"Baxter madness" case to test detention policy
Project SafeCom Inc.
P.O. Box 364
Narrogin
Western
Australia 6312
Phone: 041 70 90 130
Web: http://www.safecom.org.au/
"Baxter madness" court case will test mandatory detention policy
Media Release
Monday April 4 2005 7:30am
For
immediate Release
No Embargoes
"The question whether the Baxter detention centre, and living in Baxter 'indefinitely' makes you mad, is highlighted in more than one way today, both in the Australian courts and on television through the ABC's Four Corners current affairs program tonight," WA Refugee group Project SafeCom's Jack H Smit said this morning.
Today lawyers for two Iranian asylum seekers will argue in a court in Adelaide that they should be removed from detention for reasons of mental illness, and the two un-named asylum seekers will appear in court to testify (news article below), while tonight the ABC will reveal new abuse evidence in the well-known detention case of Cornelia Rau.
"To thousands of people around Australia in the 'refugee movement' it is clear that long-term mandatory detention, as well as the cruel institutional environment playing itself out inside Baxter, causes mental illness, but it seems that the only party denying that this makes people 'mad' is the Department of Immigration (DIMIA) and its Minister Senator Amanda Vanstone, and lawyers acting for the Commonwealth - against asylum seekers."

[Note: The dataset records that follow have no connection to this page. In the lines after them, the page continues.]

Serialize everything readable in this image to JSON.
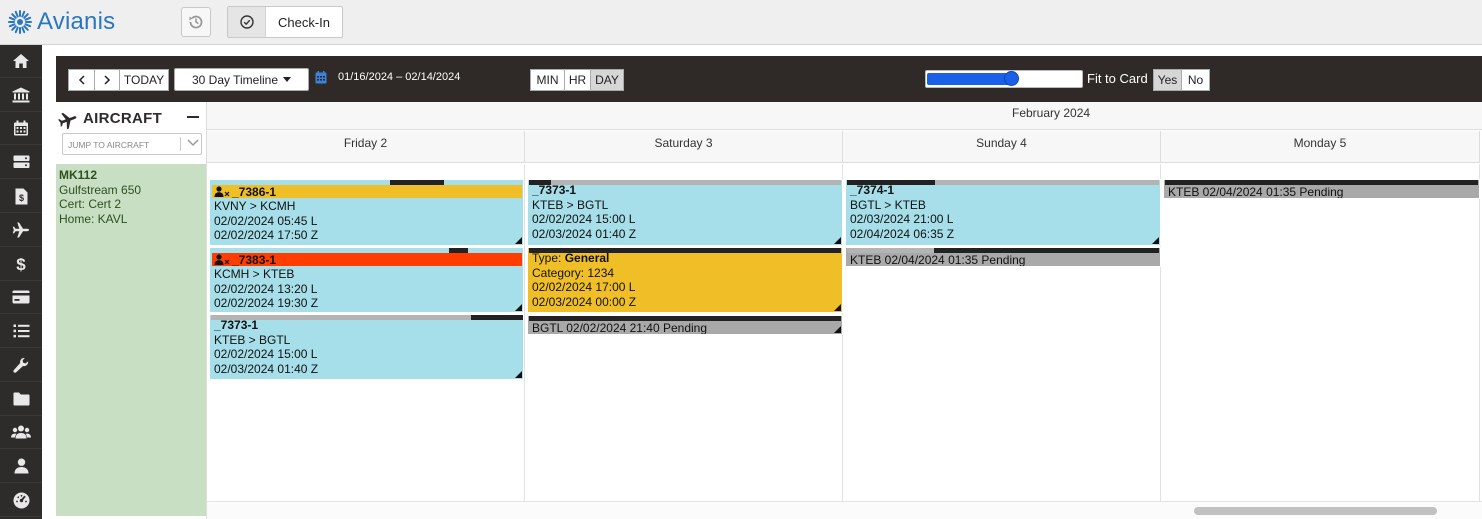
{
  "app": {
    "name": "Avianis",
    "colors": {
      "brand": "#2a77c0",
      "nav_bg": "#2e2c2b",
      "toolbar_bg": "#2f2a27",
      "trip_cyan": "#a6dfe9",
      "trip_yellow": "#f0bf27",
      "trip_orange": "#ff3d00",
      "pending_gray": "#a9a9a9",
      "aircraft_green": "#c8dfc4"
    }
  },
  "topbar": {
    "history_icon": "history-icon",
    "checkin_label": "Check-In",
    "checkin_icon": "check-circle-icon"
  },
  "sidenav": {
    "items": [
      {
        "icon": "home-icon"
      },
      {
        "icon": "bank-icon"
      },
      {
        "icon": "calendar-icon"
      },
      {
        "icon": "server-icon"
      },
      {
        "icon": "invoice-icon"
      },
      {
        "icon": "plane-icon"
      },
      {
        "icon": "dollar-icon"
      },
      {
        "icon": "credit-card-icon"
      },
      {
        "icon": "list-icon"
      },
      {
        "icon": "wrench-icon"
      },
      {
        "icon": "folder-icon"
      },
      {
        "icon": "users-icon"
      },
      {
        "icon": "user-icon"
      },
      {
        "icon": "dashboard-icon"
      }
    ]
  },
  "toolbar": {
    "prev": "<",
    "next": ">",
    "today": "TODAY",
    "view_select": "30 Day Timeline",
    "date_range": "01/16/2024 – 02/14/2024",
    "scale": [
      "MIN",
      "HR",
      "DAY"
    ],
    "scale_active": "DAY",
    "zoom_fraction": 0.55,
    "fit_to_card_label": "Fit to Card",
    "fit_yes": "Yes",
    "fit_no": "No",
    "fit_active": "Yes"
  },
  "aircraft_panel": {
    "title": "AIRCRAFT",
    "jump_placeholder": "JUMP TO AIRCRAFT",
    "aircraft": {
      "tail": "MK112",
      "type": "Gulfstream 650",
      "cert": "Cert: Cert 2",
      "home": "Home: KAVL"
    }
  },
  "calendar": {
    "month": "February 2024",
    "days": [
      "Friday 2",
      "Saturday 3",
      "Sunday 4",
      "Monday 5"
    ]
  },
  "events": {
    "e1": {
      "title": "_7386-1",
      "route": "KVNY > KCMH",
      "local": "02/02/2024 05:45 L",
      "zulu": "02/02/2024 17:50 Z"
    },
    "e2": {
      "title": "_7383-1",
      "route": "KCMH > KTEB",
      "local": "02/02/2024 13:20 L",
      "zulu": "02/02/2024 19:30 Z"
    },
    "e3": {
      "title": "_7373-1",
      "route": "KTEB > BGTL",
      "local": "02/02/2024 15:00 L",
      "zulu": "02/03/2024 01:40 Z"
    },
    "e4": {
      "title": "_7373-1",
      "route": "KTEB > BGTL",
      "local": "02/02/2024 15:00 L",
      "zulu": "02/03/2024 01:40 Z"
    },
    "e5": {
      "type_label": "Type: ",
      "type_value": "General",
      "category": "Category: 1234",
      "local": "02/02/2024 17:00 L",
      "zulu": "02/03/2024 00:00 Z"
    },
    "e6": {
      "text": "BGTL 02/02/2024 21:40 Pending"
    },
    "e7": {
      "title": "_7374-1",
      "route": "BGTL > KTEB",
      "local": "02/03/2024 21:00 L",
      "zulu": "02/04/2024 06:35 Z"
    },
    "e8": {
      "text": "KTEB 02/04/2024 01:35 Pending"
    },
    "e9": {
      "text": "KTEB 02/04/2024 01:35 Pending"
    }
  }
}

"And if we mention 'the refugee movement', we're talking about one of the largest and most potent civil movements in Australia, that has long known, witnessed and tried to counter this mental decay wherever it could, knowing how terribly depressed and ill people in detention have become, and we're talking about ordinary citizens as well as lawyers, doctors, nurses, psychiatrists and psychologists, former detention centre staff, Amnesty International Australia, church members, the clergy as well as laypeople."
"Only the fear of loosing opportune support ground - especially after the Cornelia Rau affair - in what remains a politically motivated and ruthlessly inflexible mistreatment of asylum seekers makes DIMIA, Vanstone and the PM John Howard unwilling to be honest about what's taking place as a result of Australia's mandatory detention policy."
"The detainees inside Baxter who came to seek asylum, for that reason, and by all accounts, are nothing less than political prisoners, also in terms of what Amnesty International calls political prisoners. It's about time that Australia as a nation, and John Howard in particular, stops being stubborn and stops playing political games with the lives and well-being of asylum seekers."
"The blindfolded man in this injustice is John Howard, and he needs to take the blindfold off, and he should order the lawyers for the Commonwealth to stop squandering millions of dollars worth of taxpayers money to keep his mad-making policy in place. And if the demands by his backbenchers for change to detention policy are any indication, the Prime Minister would serve Australia well to implement real and not just cosmetic changes at his earliest convenience: at the moment some of the backbenchers fit in better with the policy of the Greens or Democrats or even the ALP."
"And in terms of what happened to Cornelia Rau, no inquiry is needed, public or secret, to conclude that the unchecked, relentless and merciless current detention powers need to be stripped from the hands of DIMIA, and be placed in the hands of the judiciary so that the dictatorship of bureaucrats and consequently biased politicians, can end, completely, for good and for many detainees, including Rau, too late."
For
more information: Jack H Smit, Project SafeCom Inc. phone
0417 090 130
.
Baxter drives detainees mad, says
psychiatrist
The Age
By Penelope Debelle
April 3,
2005
Two suicidal Baxter detainees will be questioned in the Federal Court in Adelaide tomorrow in a case that has put on trial the mental health care provided by the Department of Immigration in detention centres.
Lawyers for the two Iranian detainees, one of whom took part in the November hunger strike on the Baxter roof, allege the Commonwealth failed in its duty of care towards the men, who suffer severe depression. They want them sent from the Port Augusta facility to a psychiatric care unit at Glenside in Adelaide, where mentally ill Sydney woman and former Baxter detainee Cornelia Rau is being treated.